Comment un microbe intestinal nouvellement examiné pilote l’axe intestin-poumon

Une équipe dirigée par des chercheurs de l’Université de Toronto a découvert une nouvelle voie de communication entre l’intestin et les poumons.

Leurs découvertes mettent en évidence comment un membre peu connu du microbiome intestinal remodèle l’environnement immunitaire des poumons pour avoir des effets à la fois bénéfiques et néfastes sur la santé respiratoire.

« Les microbes intestinaux paisibles vivant à l’intérieur de notre intestin jouent un rôle essentiel dans le contrôle de notre système immunitaire. De plus en plus de preuves impliquent ces micro-organismes commensaux dans des conditions qui affectent d’autres organes tels que les poumons, le cerveau, la peau ou les articulations », explique Arthur Mortha, professeur agrégé d’immunologie à Faculté de médecine Temerty de l’Université de Toronto.

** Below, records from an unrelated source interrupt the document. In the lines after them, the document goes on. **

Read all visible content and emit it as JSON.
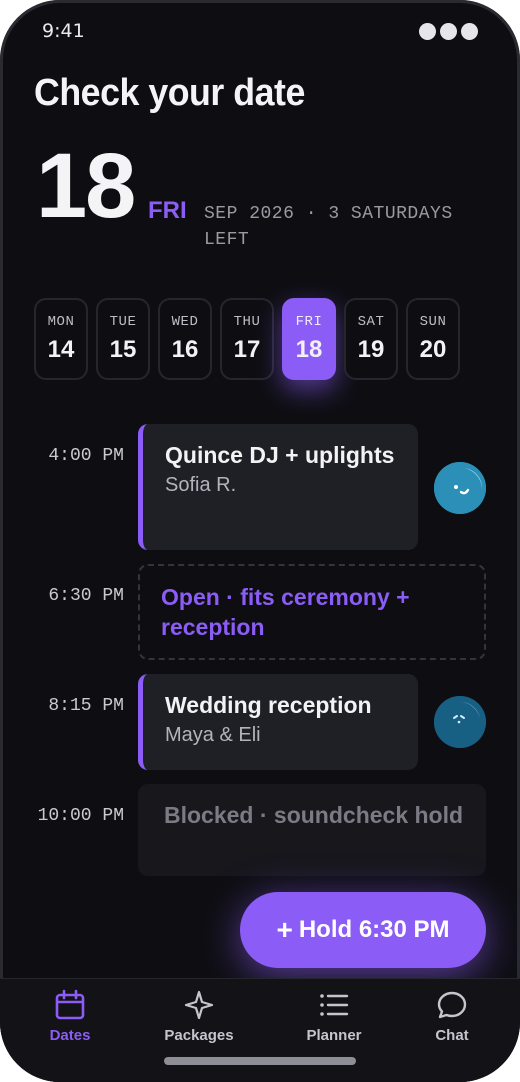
{
  "status": {
    "time": "9:41"
  },
  "header": {
    "title": "Check your date"
  },
  "selected": {
    "day": "18",
    "dow": "FRI",
    "info": "SEP 2026 · 3 SATURDAYS LEFT"
  },
  "week": [
    {
      "name": "MON",
      "num": "14"
    },
    {
      "name": "TUE",
      "num": "15"
    },
    {
      "name": "WED",
      "num": "16"
    },
    {
      "name": "THU",
      "num": "17"
    },
    {
      "name": "FRI",
      "num": "18"
    },
    {
      "name": "SAT",
      "num": "19"
    },
    {
      "name": "SUN",
      "num": "20"
    }
  ],
  "schedule": [
    {
      "time": "4:00 PM",
      "title": "Quince DJ + uplights",
      "sub": "Sofia R.",
      "state": "booked"
    },
    {
      "time": "6:30 PM",
      "title": "Open · fits ceremony + reception",
      "state": "open"
    },
    {
      "time": "8:15 PM",
      "title": "Wedding reception",
      "sub": "Maya & Eli",
      "state": "booked"
    },
    {
      "time": "10:00 PM",
      "title": "Blocked · soundcheck hold",
      "state": "blocked"
    }
  ],
  "fab": {
    "plus": "+",
    "label": "Hold 6:30 PM"
  },
  "tabs": [
    {
      "label": "Dates",
      "icon": "calendar-icon"
    },
    {
      "label": "Packages",
      "icon": "sparkle-icon"
    },
    {
      "label": "Planner",
      "icon": "list-icon"
    },
    {
      "label": "Chat",
      "icon": "chat-bubble-icon"
    }
  ],
  "colors": {
    "accent": "#8b5cf6",
    "background": "#0e0e12",
    "card": "#1f1f26"
  }
}
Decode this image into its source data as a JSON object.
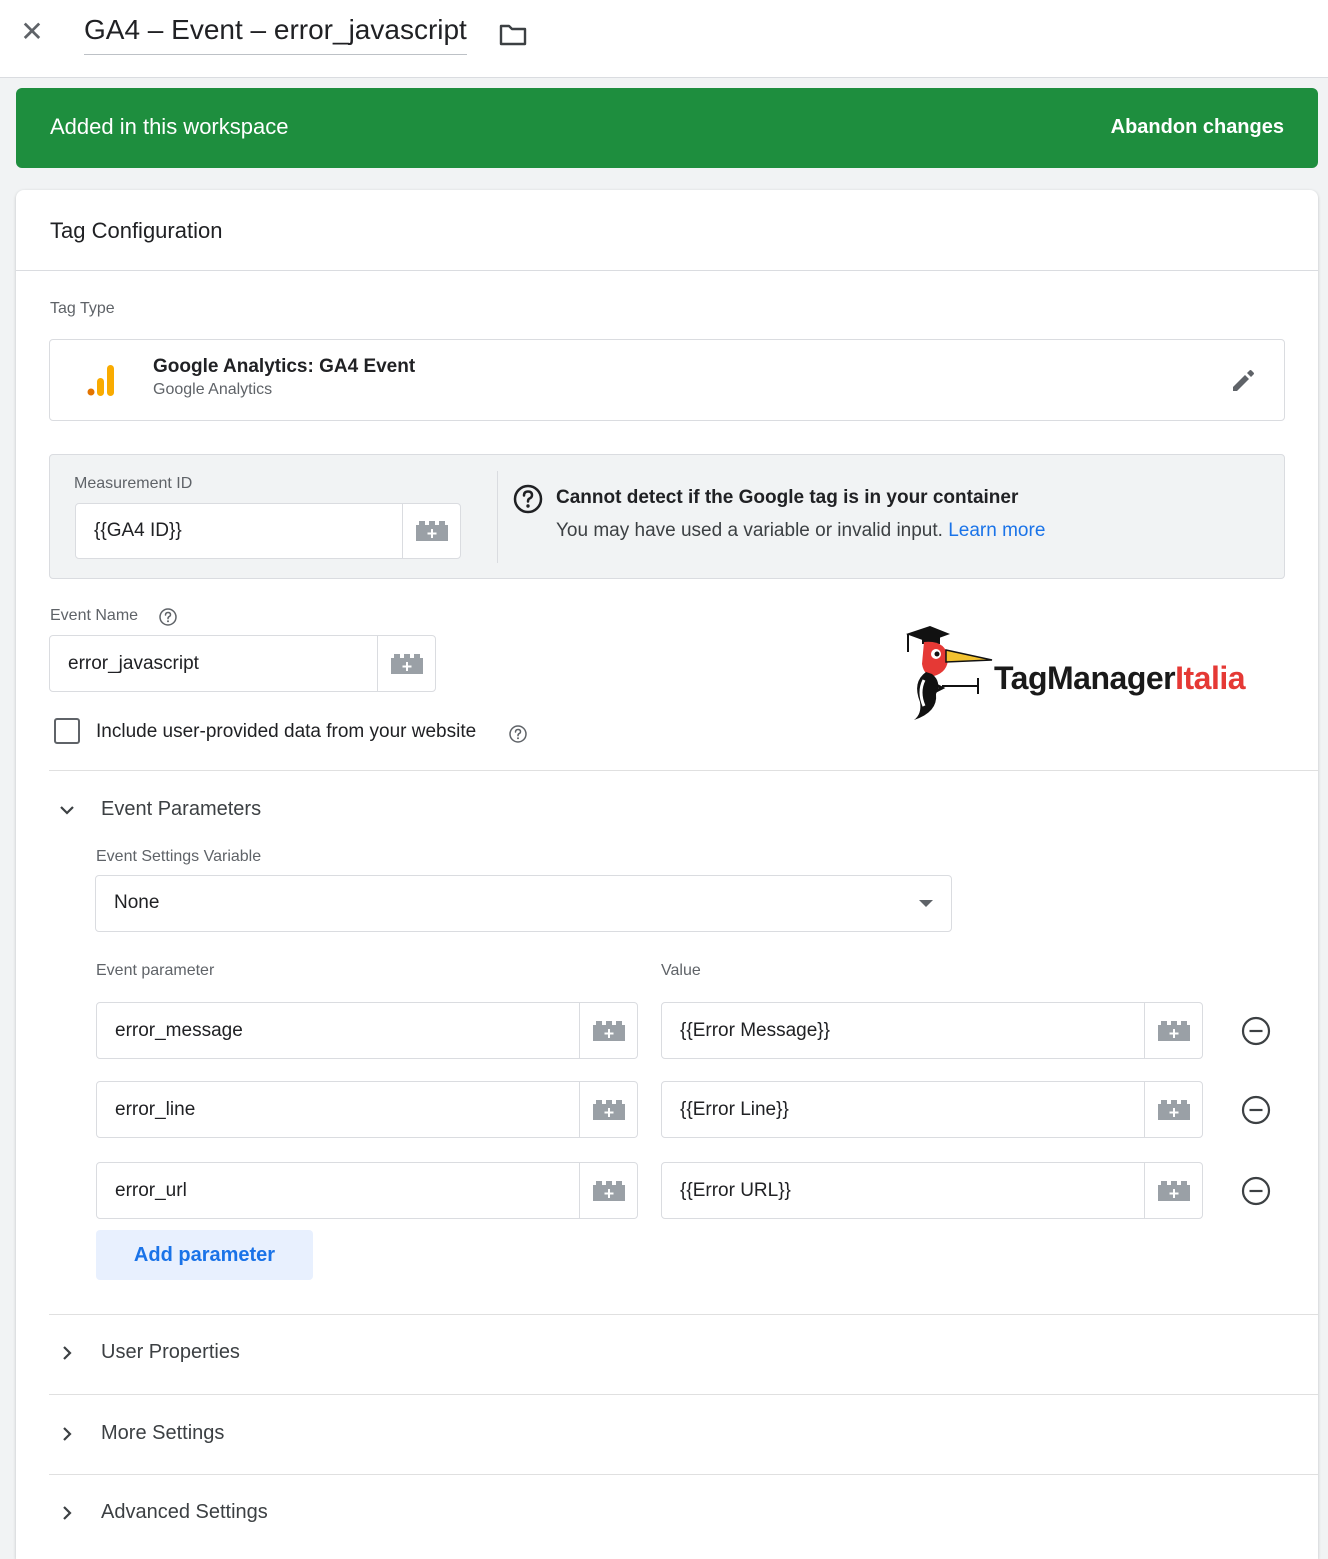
{
  "header": {
    "tag_name": "GA4 – Event – error_javascript"
  },
  "banner": {
    "status_text": "Added in this workspace",
    "abandon_label": "Abandon changes",
    "color": "#1e8e3e"
  },
  "card": {
    "title": "Tag Configuration"
  },
  "tag_type": {
    "section_label": "Tag Type",
    "name": "Google Analytics: GA4 Event",
    "provider": "Google Analytics"
  },
  "measurement": {
    "label": "Measurement ID",
    "value": "{{GA4 ID}}",
    "warning_title": "Cannot detect if the Google tag is in your container",
    "warning_text": "You may have used a variable or invalid input.",
    "learn_more": "Learn more"
  },
  "event_name": {
    "label": "Event Name",
    "value": "error_javascript"
  },
  "user_data": {
    "label": "Include user-provided data from your website",
    "checked": false
  },
  "logo": {
    "text_dark": "TagManager",
    "text_red": "Italia"
  },
  "event_parameters": {
    "section_label": "Event Parameters",
    "settings_variable_label": "Event Settings Variable",
    "settings_variable_value": "None",
    "param_col_header": "Event parameter",
    "value_col_header": "Value",
    "rows": [
      {
        "param": "error_message",
        "value": "{{Error Message}}"
      },
      {
        "param": "error_line",
        "value": "{{Error Line}}"
      },
      {
        "param": "error_url",
        "value": "{{Error URL}}"
      }
    ],
    "add_label": "Add parameter"
  },
  "sections": {
    "user_properties": "User Properties",
    "more_settings": "More Settings",
    "advanced_settings": "Advanced Settings"
  },
  "colors": {
    "accent": "#1a73e8",
    "ga_orange": "#f9ab00",
    "ga_dark_orange": "#e37400"
  }
}
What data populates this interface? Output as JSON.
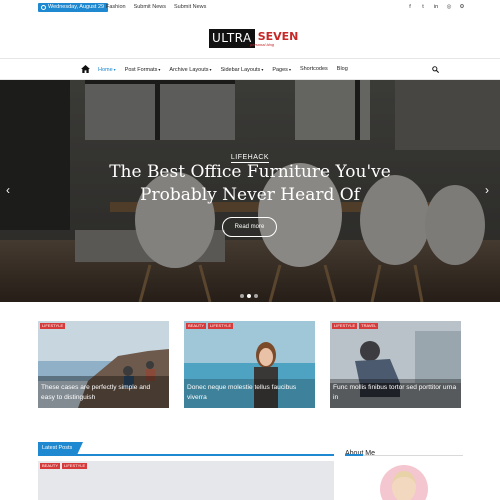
{
  "topbar": {
    "date": "Wednesday, August 29",
    "links": [
      "Fashion",
      "Submit News",
      "Submit News"
    ],
    "socials": [
      "facebook-icon",
      "twitter-icon",
      "linkedin-icon",
      "instagram-icon",
      "settings-icon"
    ]
  },
  "logo": {
    "part1": "ULTRA",
    "part2": "SEVEN",
    "tagline": "personal blog"
  },
  "nav": {
    "items": [
      {
        "label": "Home",
        "dropdown": true,
        "active": true
      },
      {
        "label": "Post Formats",
        "dropdown": true
      },
      {
        "label": "Archive Layouts",
        "dropdown": true
      },
      {
        "label": "Sidebar Layouts",
        "dropdown": true
      },
      {
        "label": "Pages",
        "dropdown": true
      },
      {
        "label": "Shortcodes",
        "dropdown": false
      },
      {
        "label": "Blog",
        "dropdown": false
      }
    ],
    "caret": "▾"
  },
  "hero": {
    "category": "LIFEHACK",
    "title": "The Best Office Furniture You've Probably Never Heard Of",
    "button": "Read more",
    "prev": "‹",
    "next": "›",
    "slide_count": 3,
    "active_slide": 2
  },
  "cards": [
    {
      "tags": [
        "LIFESTYLE"
      ],
      "title": "These cases are perfectly simple and easy to distinguish"
    },
    {
      "tags": [
        "BEAUTY",
        "LIFESTYLE"
      ],
      "title": "Donec neque molestie tellus faucibus viverra"
    },
    {
      "tags": [
        "LIFESTYLE",
        "TRAVEL"
      ],
      "title": "Func mollis finibus tortor sed porttitor urna in"
    }
  ],
  "latest": {
    "label": "Latest Posts",
    "tags": [
      "BEAUTY",
      "LIFESTYLE"
    ]
  },
  "about": {
    "label": "About Me"
  },
  "colors": {
    "accent": "#1e88d0",
    "tag": "#d63a3a",
    "logo_red": "#c62828"
  }
}
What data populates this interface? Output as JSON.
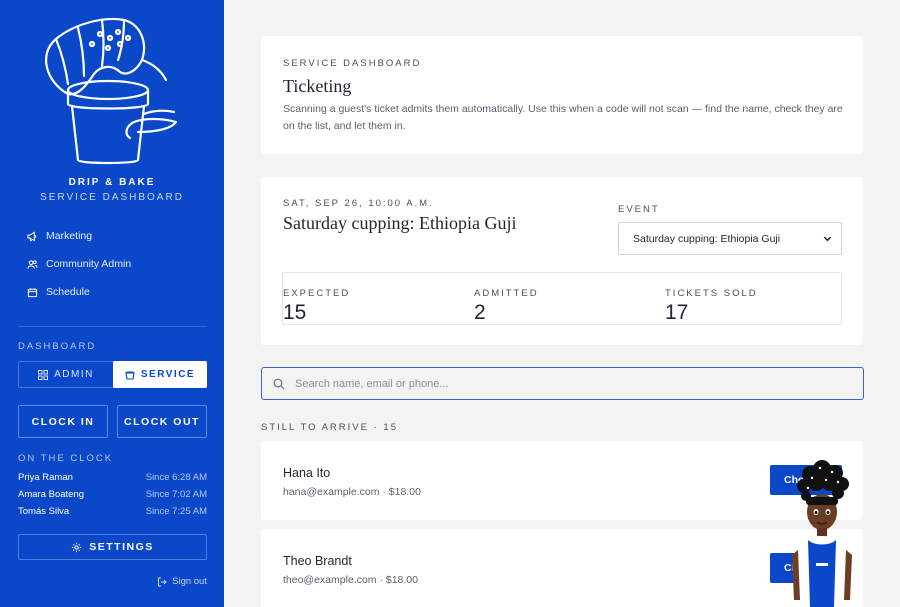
{
  "sidebar": {
    "brand_title": "DRIP & BAKE",
    "brand_subtitle": "SERVICE DASHBOARD",
    "nav": [
      {
        "label": "Marketing",
        "icon": "megaphone-icon"
      },
      {
        "label": "Community Admin",
        "icon": "users-icon"
      },
      {
        "label": "Schedule",
        "icon": "calendar-icon"
      }
    ],
    "dashboard_label": "DASHBOARD",
    "mode_toggle": {
      "admin_label": "ADMIN",
      "service_label": "SERVICE",
      "selected": "service"
    },
    "clock_in_label": "CLOCK IN",
    "clock_out_label": "CLOCK OUT",
    "on_the_clock_label": "ON THE CLOCK",
    "on_the_clock": [
      {
        "name": "Priya Raman",
        "since": "Since 6:28 AM"
      },
      {
        "name": "Amara Boateng",
        "since": "Since 7:02 AM"
      },
      {
        "name": "Tomás Silva",
        "since": "Since 7:25 AM"
      }
    ],
    "settings_label": "SETTINGS",
    "sign_out_label": "Sign out"
  },
  "intro": {
    "eyebrow": "SERVICE DASHBOARD",
    "title": "Ticketing",
    "description": "Scanning a guest's ticket admits them automatically. Use this when a code will not scan — find the name, check they are on the list, and let them in."
  },
  "event": {
    "date": "SAT, SEP 26, 10:00 A.M.",
    "title": "Saturday cupping: Ethiopia Guji",
    "select_label": "EVENT",
    "selected_event": "Saturday cupping: Ethiopia Guji",
    "stats": [
      {
        "label": "EXPECTED",
        "value": "15"
      },
      {
        "label": "ADMITTED",
        "value": "2"
      },
      {
        "label": "TICKETS SOLD",
        "value": "17"
      }
    ]
  },
  "search": {
    "placeholder": "Search name, email or phone..."
  },
  "list": {
    "label": "STILL TO ARRIVE · 15",
    "guests": [
      {
        "name": "Hana Ito",
        "meta": "hana@example.com · $18.00",
        "button": "Check in"
      },
      {
        "name": "Theo Brandt",
        "meta": "theo@example.com · $18.00",
        "button": "Check in"
      }
    ]
  },
  "colors": {
    "brand_blue": "#0a47c9",
    "page_bg": "#f3f3f3"
  }
}
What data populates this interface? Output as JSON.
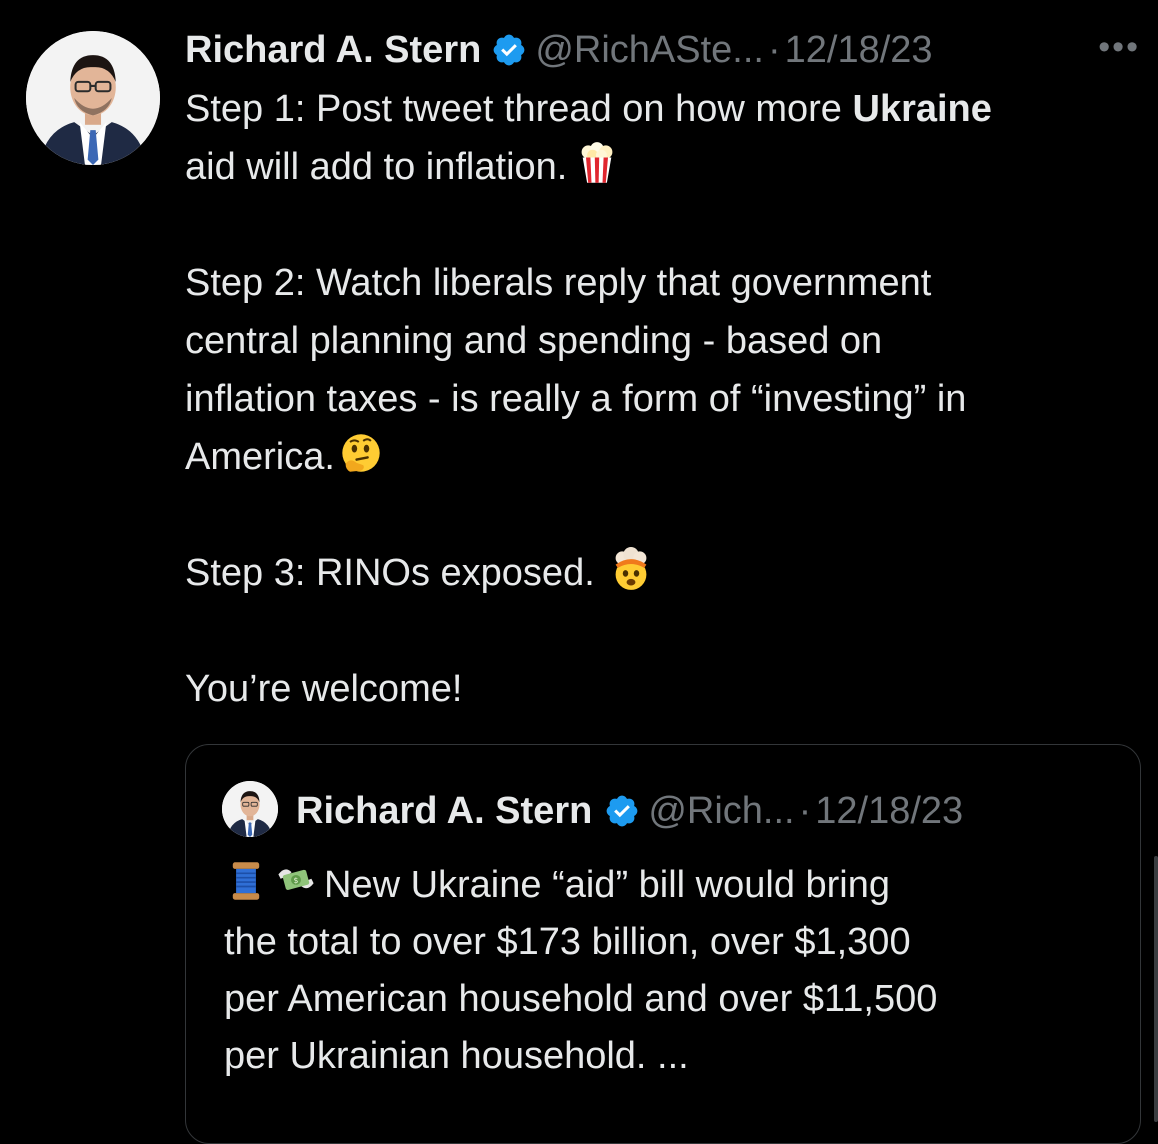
{
  "tweet": {
    "author_name": "Richard A. Stern",
    "handle": "@RichASte...",
    "separator": "·",
    "date": "12/18/23",
    "more_label": "•••",
    "lines": [
      {
        "text": "Step 1: Post tweet thread on how more ",
        "bold": "Ukraine"
      },
      {
        "text": "aid will add to inflation.",
        "emoji": "popcorn-emoji"
      },
      {
        "text": "Step 2: Watch liberals reply that government"
      },
      {
        "text": "central planning and spending - based on"
      },
      {
        "text": "inflation taxes - is really a form of “investing” in"
      },
      {
        "text": "America.",
        "emoji": "thinking-face-emoji"
      },
      {
        "text": "Step 3: RINOs exposed.",
        "emoji": "exploding-head-emoji"
      },
      {
        "text": "You’re welcome!"
      }
    ]
  },
  "quoted": {
    "author_name": "Richard A. Stern",
    "handle": "@Rich...",
    "separator": "·",
    "date": "12/18/23",
    "lines": [
      {
        "text": "New Ukraine “aid” bill would bring",
        "emojis": [
          "thread-spool-emoji",
          "money-with-wings-emoji"
        ]
      },
      {
        "text": "the total to over $173 billion, over $1,300"
      },
      {
        "text": "per American household and over $11,500"
      },
      {
        "text": "per Ukrainian household.  ..."
      }
    ]
  },
  "colors": {
    "background": "#000000",
    "text": "#e7e9ea",
    "muted": "#71767b",
    "verified": "#1d9bf0",
    "border": "#333639"
  }
}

Au cours des dernières décennies, les changements dans la composition de la communauté microbienne intestinale ont été associés à une série de caractéristiques et de pathologies, notamment l’obésité, les allergies, le cancer et les troubles de santé mentale. Cependant, ces études se sont largement concentrées sur les bactéries, qui représentent la plus grande fraction des microbes présents dans la communauté intestinale.

Dans une nouvelle étude publiée aujourd’hui dans la revue CelluleMortha et ses collègues se sont concentrés sur une catégorie différente de micro-organismes appelés protozoaires. Ces microbes sont également unicellulaires comme les bactéries, mais de taille beaucoup plus grande et avec des corps plus complexes. Alors que la plupart des protozoaires connus sont classés comme parasites, plusieurs espèces moins connues peuvent vivre en relations symbiotiques avec leurs hôtes animaux.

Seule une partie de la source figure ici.